I was opposed to the idea of terracing an entire half acre to acre of future garden space because it sounds A) expensive, B) time consuming, C) potentially difficult to plan and D) way too sophisticated for my taste. We're supposed to be farming here, people! Not building sissy gardens that are all fancy and whatnot.

So through some online conversations with other people in the same predicament, I had concluded that one thing I should focus on is utilizing as much greenery as possible (cover crops, fescues, wildflowers, etc) to make sure that the least amount of soil in my very un-level future raised beds is exposed to the weather and elements, thus helping to ensure that the soil and nutrients stay put for the most part.
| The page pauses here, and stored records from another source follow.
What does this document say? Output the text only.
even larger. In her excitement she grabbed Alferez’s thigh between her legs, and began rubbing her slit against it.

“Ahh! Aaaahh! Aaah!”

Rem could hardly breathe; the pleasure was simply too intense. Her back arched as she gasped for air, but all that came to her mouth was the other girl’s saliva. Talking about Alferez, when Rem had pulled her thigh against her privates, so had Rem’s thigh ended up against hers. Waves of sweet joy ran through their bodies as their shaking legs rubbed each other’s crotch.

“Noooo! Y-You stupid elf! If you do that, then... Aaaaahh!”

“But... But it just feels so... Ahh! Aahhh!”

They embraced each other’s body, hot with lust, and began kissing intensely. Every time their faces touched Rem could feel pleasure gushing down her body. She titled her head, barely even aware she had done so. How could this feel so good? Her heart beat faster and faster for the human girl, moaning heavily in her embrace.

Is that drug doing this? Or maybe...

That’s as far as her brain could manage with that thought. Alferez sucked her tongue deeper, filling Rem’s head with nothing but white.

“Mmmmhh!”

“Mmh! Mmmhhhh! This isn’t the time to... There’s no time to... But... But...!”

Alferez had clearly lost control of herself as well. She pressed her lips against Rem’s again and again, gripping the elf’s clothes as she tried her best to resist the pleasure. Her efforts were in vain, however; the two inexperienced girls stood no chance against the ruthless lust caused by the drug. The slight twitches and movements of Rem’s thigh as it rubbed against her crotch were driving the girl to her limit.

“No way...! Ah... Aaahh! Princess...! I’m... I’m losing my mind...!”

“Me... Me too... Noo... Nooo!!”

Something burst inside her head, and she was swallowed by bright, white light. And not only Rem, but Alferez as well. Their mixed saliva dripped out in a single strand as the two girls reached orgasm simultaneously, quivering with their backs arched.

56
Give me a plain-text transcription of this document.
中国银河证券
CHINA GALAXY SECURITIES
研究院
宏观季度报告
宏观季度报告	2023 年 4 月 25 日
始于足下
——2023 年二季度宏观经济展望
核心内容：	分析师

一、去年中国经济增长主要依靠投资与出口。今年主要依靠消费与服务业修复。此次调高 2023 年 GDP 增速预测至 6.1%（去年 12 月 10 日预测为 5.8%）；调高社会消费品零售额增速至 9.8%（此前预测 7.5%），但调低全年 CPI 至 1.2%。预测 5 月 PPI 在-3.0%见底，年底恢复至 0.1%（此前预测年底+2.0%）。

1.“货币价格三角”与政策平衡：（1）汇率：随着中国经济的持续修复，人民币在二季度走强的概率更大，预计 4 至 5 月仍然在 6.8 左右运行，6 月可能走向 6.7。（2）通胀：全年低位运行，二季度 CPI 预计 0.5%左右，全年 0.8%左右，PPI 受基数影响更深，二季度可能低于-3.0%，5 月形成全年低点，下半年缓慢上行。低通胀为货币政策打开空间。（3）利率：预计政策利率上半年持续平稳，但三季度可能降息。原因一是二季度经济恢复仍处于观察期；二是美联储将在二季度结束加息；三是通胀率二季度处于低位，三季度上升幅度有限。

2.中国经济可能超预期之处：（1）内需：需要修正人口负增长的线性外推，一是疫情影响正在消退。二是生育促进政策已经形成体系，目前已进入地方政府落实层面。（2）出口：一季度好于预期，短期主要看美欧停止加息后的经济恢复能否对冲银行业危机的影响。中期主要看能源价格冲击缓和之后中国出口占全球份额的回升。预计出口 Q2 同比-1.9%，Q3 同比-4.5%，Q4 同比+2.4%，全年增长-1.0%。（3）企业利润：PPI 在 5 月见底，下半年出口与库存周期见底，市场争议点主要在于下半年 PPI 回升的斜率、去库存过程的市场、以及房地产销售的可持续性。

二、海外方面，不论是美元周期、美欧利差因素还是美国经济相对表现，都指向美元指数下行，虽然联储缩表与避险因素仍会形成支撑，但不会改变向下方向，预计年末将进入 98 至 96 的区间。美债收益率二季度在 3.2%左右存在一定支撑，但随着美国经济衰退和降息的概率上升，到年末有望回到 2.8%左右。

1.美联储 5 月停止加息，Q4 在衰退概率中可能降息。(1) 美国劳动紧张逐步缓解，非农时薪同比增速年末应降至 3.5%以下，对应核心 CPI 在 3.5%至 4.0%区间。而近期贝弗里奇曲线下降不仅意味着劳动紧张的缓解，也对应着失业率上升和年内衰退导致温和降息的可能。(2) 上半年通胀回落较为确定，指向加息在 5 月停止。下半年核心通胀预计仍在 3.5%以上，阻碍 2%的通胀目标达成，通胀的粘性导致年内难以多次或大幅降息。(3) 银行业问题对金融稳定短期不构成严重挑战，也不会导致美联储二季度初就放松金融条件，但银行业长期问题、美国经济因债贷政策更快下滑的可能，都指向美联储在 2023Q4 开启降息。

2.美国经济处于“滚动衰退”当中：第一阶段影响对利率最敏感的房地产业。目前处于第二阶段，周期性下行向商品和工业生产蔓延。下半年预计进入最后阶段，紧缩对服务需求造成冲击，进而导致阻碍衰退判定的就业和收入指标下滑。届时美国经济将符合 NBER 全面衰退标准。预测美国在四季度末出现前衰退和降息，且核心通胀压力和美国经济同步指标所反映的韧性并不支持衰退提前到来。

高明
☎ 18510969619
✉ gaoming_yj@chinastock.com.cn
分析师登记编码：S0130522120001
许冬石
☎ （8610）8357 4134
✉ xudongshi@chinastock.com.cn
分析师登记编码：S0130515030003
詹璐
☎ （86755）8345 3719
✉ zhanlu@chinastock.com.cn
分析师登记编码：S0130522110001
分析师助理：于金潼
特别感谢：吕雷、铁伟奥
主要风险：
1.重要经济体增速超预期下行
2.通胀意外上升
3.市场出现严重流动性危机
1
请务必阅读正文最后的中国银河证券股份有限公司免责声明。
But I still worried that this approach would be problematic because it would take time to establish all that greenery. I resolved that if my soil and nutrients started to run down hill and wave my garden sayonara, that I would reconsider terraces. They just seemed so daunting, though. All I could think of were my glossy Sunset magazines with their images of perfect concrete or stacked stone or fancy copper terraces designed by some snobby landscape designer that looked like they were holding up five hundred tons of rock and dirt and being scary and I don't like to think about things falling down and NO.
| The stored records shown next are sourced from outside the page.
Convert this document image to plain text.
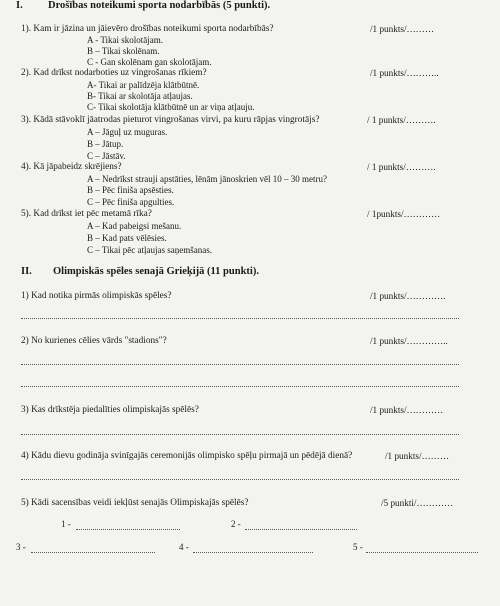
I. Drošības noteikumi sporta nodarbībās (5 punkti).
1). Kam ir jāzina un jāievēro drošības noteikumi sporta nodarbībās?	/1 punkts/………
A - Tikai skolotājam.
B – Tikai skolēnam.
C - Gan skolēnam gan skolotājam.
2). Kad drīkst nodarboties uz vingrošanas rīkiem?	/1 punkts/………..
A- Tikai ar palīdzēja klātbūtnē.
B- Tikai ar skolotāja atļaujas.
C- Tikai skolotāja klātbūtnē un ar viņa atļauju.
3). Kādā stāvoklī jāatrodas pieturot vingrošanas virvi, pa kuru rāpjas vingrotājs?	/ 1 punkts/……….
A – Jāguļ uz muguras.
B – Jātup.
C – Jāstāv.
4). Kā jāpabeidz skrējiens?	/ 1 punkts/……….
A – Nedrīkst strauji apstāties, lēnām jānoskrien vēl 10 – 30 metru?
B – Pēc finiša apsēsties.
C – Pēc finiša apgulties.
5). Kad drīkst iet pēc metamā rīka?	/ 1punkts/…………
A – Kad pabeigsi mešanu.
B – Kad pats vēlēsies.
C – Tikai pēc atļaujas saņemšanas.
II. Olimpiskās spēles senajā Grieķijā (11 punkti).
1) Kad notika pirmās olimpiskās spēles?	/1 punkts/………….
2) No kurienes cēlies vārds "stadions"?	/1 punkts/…………..
3) Kas drīkstēja piedalīties olimpiskajās spēlēs?	/1 punkts/…………
4) Kādu dievu godināja svinīgajās ceremonijās olimpisko spēļu pirmajā un pēdējā dienā?	/1 punkts/………
5) Kādi sacensības veidi iekļūst senajās Olimpiskajās spēlēs?	/5 punkti/…………
1 -	2 -
3 -	4 -	5 -
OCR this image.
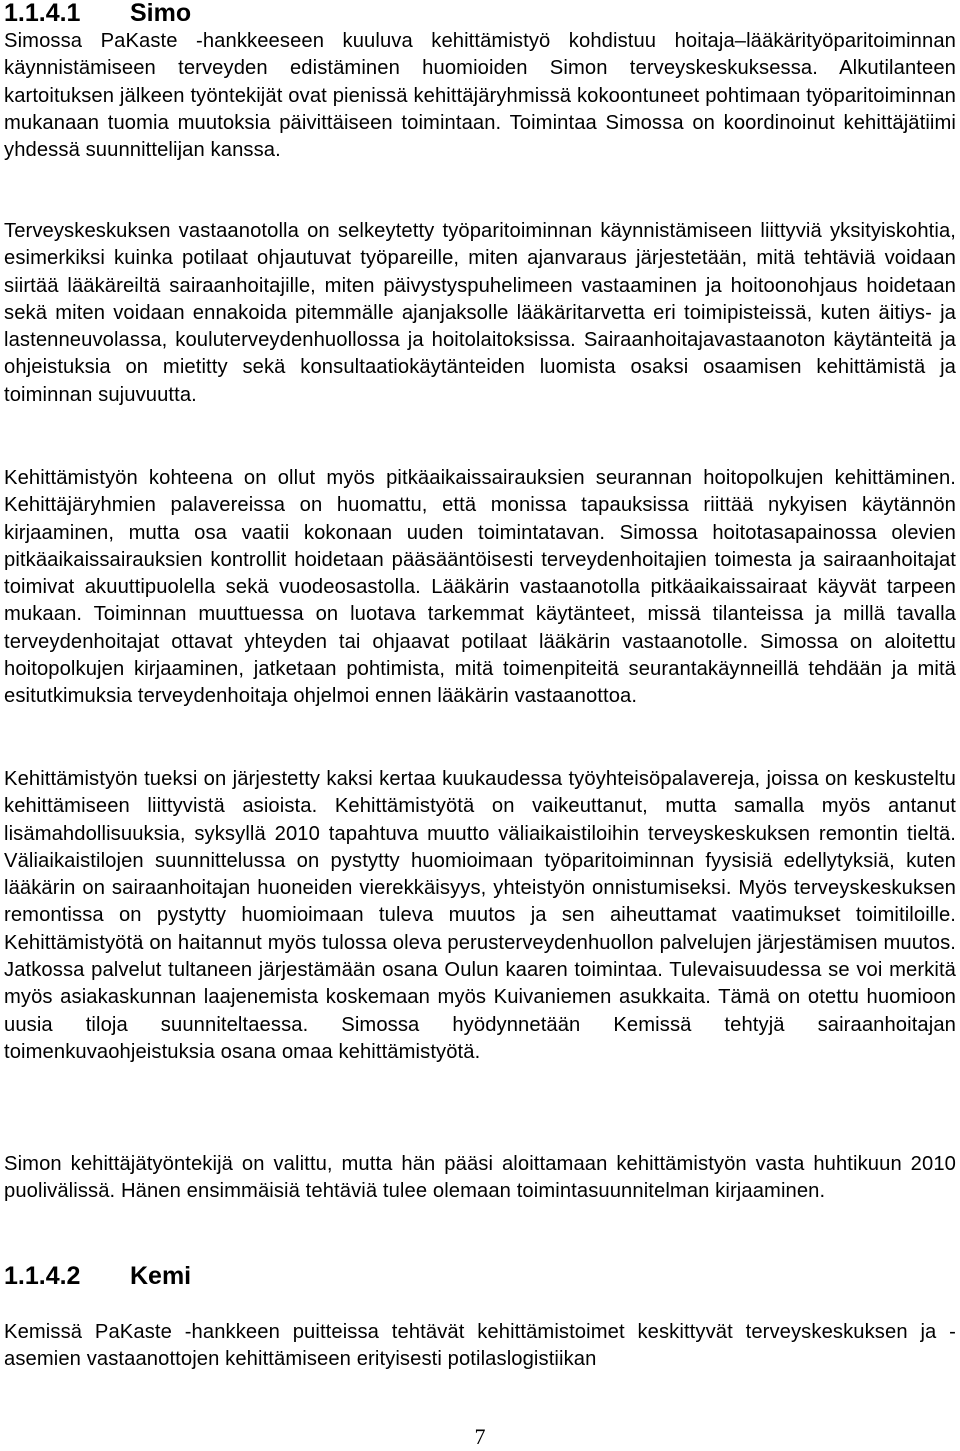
1.1.4.1	Simo

Simossa PaKaste -hankkeeseen kuuluva kehittämistyö kohdistuu hoitaja–lääkärityöparitoiminnan käynnistämiseen terveyden edistäminen huomioiden Simon terveyskeskuksessa. Alkutilanteen kartoituksen jälkeen työntekijät ovat pienissä kehittäjäryhmissä kokoontuneet pohtimaan työparitoiminnan mukanaan tuomia muutoksia päivittäiseen toimintaan. Toimintaa Simossa on koordinoinut kehittäjätiimi yhdessä suunnittelijan kanssa.

Terveyskeskuksen vastaanotolla on selkeytetty työparitoiminnan käynnistämiseen liittyviä yksityiskohtia, esimerkiksi kuinka potilaat ohjautuvat työpareille, miten ajanvaraus järjestetään, mitä tehtäviä voidaan siirtää lääkäreiltä sairaanhoitajille, miten päivystyspuhelimeen vastaaminen ja hoitoonohjaus hoidetaan sekä miten voidaan ennakoida pitemmälle ajanjaksolle lääkäritarvetta eri toimipisteissä, kuten äitiys- ja lastenneuvolassa, kouluterveydenhuollossa ja hoitolaitoksissa. Sairaanhoitajavastaanoton käytänteitä ja ohjeistuksia on mietitty sekä konsultaatiokäytänteiden luomista osaksi osaamisen kehittämistä ja toiminnan sujuvuutta.

Kehittämistyön kohteena on ollut myös pitkäaikaissairauksien seurannan hoitopolkujen kehittäminen. Kehittäjäryhmien palavereissa on huomattu, että monissa tapauksissa riittää nykyisen käytännön kirjaaminen, mutta osa vaatii kokonaan uuden toimintatavan. Simossa hoitotasapainossa olevien pitkäaikaissairauksien kontrollit hoidetaan pääsääntöisesti terveydenhoitajien toimesta ja sairaanhoitajat toimivat akuuttipuolella sekä vuodeosastolla. Lääkärin vastaanotolla pitkäaikaissairaat käyvät tarpeen mukaan. Toiminnan muuttuessa on luotava tarkemmat käytänteet, missä tilanteissa ja millä tavalla terveydenhoitajat ottavat yhteyden tai ohjaavat potilaat lääkärin vastaanotolle. Simossa on aloitettu hoitopolkujen kirjaaminen, jatketaan pohtimista, mitä toimenpiteitä seurantakäynneillä tehdään ja mitä esitutkimuksia terveydenhoitaja ohjelmoi ennen lääkärin vastaanottoa.

Kehittämistyön tueksi on järjestetty kaksi kertaa kuukaudessa työyhteisöpalavereja, joissa on keskusteltu kehittämiseen liittyvistä asioista. Kehittämistyötä on vaikeuttanut, mutta samalla myös antanut lisämahdollisuuksia, syksyllä 2010 tapahtuva muutto väliaikaistiloihin terveyskeskuksen remontin tieltä. Väliaikaistilojen suunnittelussa on pystytty huomioimaan työparitoiminnan fyysisiä edellytyksiä, kuten lääkärin on sairaanhoitajan huoneiden vierekkäisyys, yhteistyön onnistumiseksi. Myös terveyskeskuksen remontissa on pystytty huomioimaan tuleva muutos ja sen aiheuttamat vaatimukset toimitiloille. Kehittämistyötä on haitannut myös tulossa oleva perusterveydenhuollon palvelujen järjestämisen muutos. Jatkossa palvelut tultaneen järjestämään osana Oulun kaaren toimintaa. Tulevaisuudessa se voi merkitä myös asiakaskunnan laajenemista koskemaan myös Kuivaniemen asukkaita. Tämä on otettu huomioon uusia tiloja suunniteltaessa. Simossa hyödynnetään Kemissä tehtyjä sairaanhoitajan toimenkuvaohjeistuksia osana omaa kehittämistyötä.

Simon kehittäjätyöntekijä on valittu, mutta hän pääsi aloittamaan kehittämistyön vasta huhtikuun 2010 puolivälissä. Hänen ensimmäisiä tehtäviä tulee olemaan toimintasuunnitelman kirjaaminen.

1.1.4.2	Kemi

Kemissä PaKaste -hankkeen puitteissa tehtävät kehittämistoimet keskittyvät terveyskeskuksen ja -asemien vastaanottojen kehittämiseen erityisesti potilaslogistiikan

7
Then I found Irene on Flickr and thought I should give terraces reconsideration now, not when my beds are washing away. Like, these are working-man terraces. Not fancy-Sunset-scary terraces. I can do this. Let me show you what I'm talking about. I call it "soft terracing" (as opposed to hard, scary terracing). Pictures describe it best:

Not-scary terracing. [ image credit ]

We have lots of downed trees in our woods,
which would help make this be not-expensive terracing. [ image credit ]
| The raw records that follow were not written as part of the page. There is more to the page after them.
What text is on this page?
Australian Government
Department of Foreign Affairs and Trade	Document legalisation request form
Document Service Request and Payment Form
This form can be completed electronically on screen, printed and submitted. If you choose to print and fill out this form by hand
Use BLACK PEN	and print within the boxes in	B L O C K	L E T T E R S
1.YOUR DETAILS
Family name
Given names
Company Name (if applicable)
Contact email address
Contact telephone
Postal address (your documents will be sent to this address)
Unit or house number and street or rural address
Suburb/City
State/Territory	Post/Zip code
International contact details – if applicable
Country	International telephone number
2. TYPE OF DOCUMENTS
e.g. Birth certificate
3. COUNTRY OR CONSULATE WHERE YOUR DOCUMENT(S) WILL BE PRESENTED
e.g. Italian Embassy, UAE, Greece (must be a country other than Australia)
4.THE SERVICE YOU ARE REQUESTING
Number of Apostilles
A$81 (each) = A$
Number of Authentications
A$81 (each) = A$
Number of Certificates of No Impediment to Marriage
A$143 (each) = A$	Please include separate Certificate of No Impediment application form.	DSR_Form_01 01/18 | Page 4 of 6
This is what I'm not clear on: how does she access the middle of these beds?
Surely she doesn't walk in there. [ image credit ]

A winter-time view that shows more structural elements. Not scary at all. [ image credit ]

I want to copy this in its entirety. [ image credit ]

Chickens in the garden. Whodathunkit. [ image credit ]

She claims that she lets her chickens actually free range in her garden. In my experience, chickens are pretty much the worst thing to have near any type of greenery, but in hindsight, that might be because I had some of their area covered in gravel pathways, and the few plants I did have certainly did not cover the landscape. My chickens may have been... ahem... bored.

So she lets them free range anywhere they want, they poop all over and spread their fertilizer around through scratching, they keep the paths weed-free, they do eat some plants and fruits (I'm not quite sure how she curbs this behavior, but you could look at it as being a pruning method), she does have to cage off her lettuces and cabbages from being ravished (which you can see in the last picture), and she gets company in the garden to boot.

One of her techniques is to jab sticks in the ground around young seedlings or cover newly seeded areas with some sort of wire barrier to keep the chickens from scratching and dust-bathing, but once a plant is established, she really doesn't give it any protection from them.

I think that I would also be able to incorporate swales into this type of design if they end up being needed for our climate (I'm told by the old codgers that no one irrigates, so I'm not too concerned about this... yet).

I mean, look at her flipping gardens! Everything is lush, beautiful, and tidy but still retains some level of wildness to it. I'm very much a visual person (if that isn't already obvious), and while I can wing it if need be, I prefer lots of reference sources when it comes to this kind of thing. Irene Kightley has been added to my list of permaculture studs.


  1. Raised beds are stepped in to plant and harvest. As long as you are not stepping on the plant you aren't hurting anything. Was born and raised in NC mountains until 15 yrs ago. We had no choice but to have gardens on a hill. No problem soil washing away as we mulched it heavy with straw and manure from the animal stalls. You will see many ways to do things but as you settle in your land you will know what is best for you. Love your place!!!

    1. That's very good to hear, Peggy! I'm probably completely over-dramatizing the issue. Like you said, I think the garden will end up being a mish-mash of many different techniques, methods, and approaches to doing things.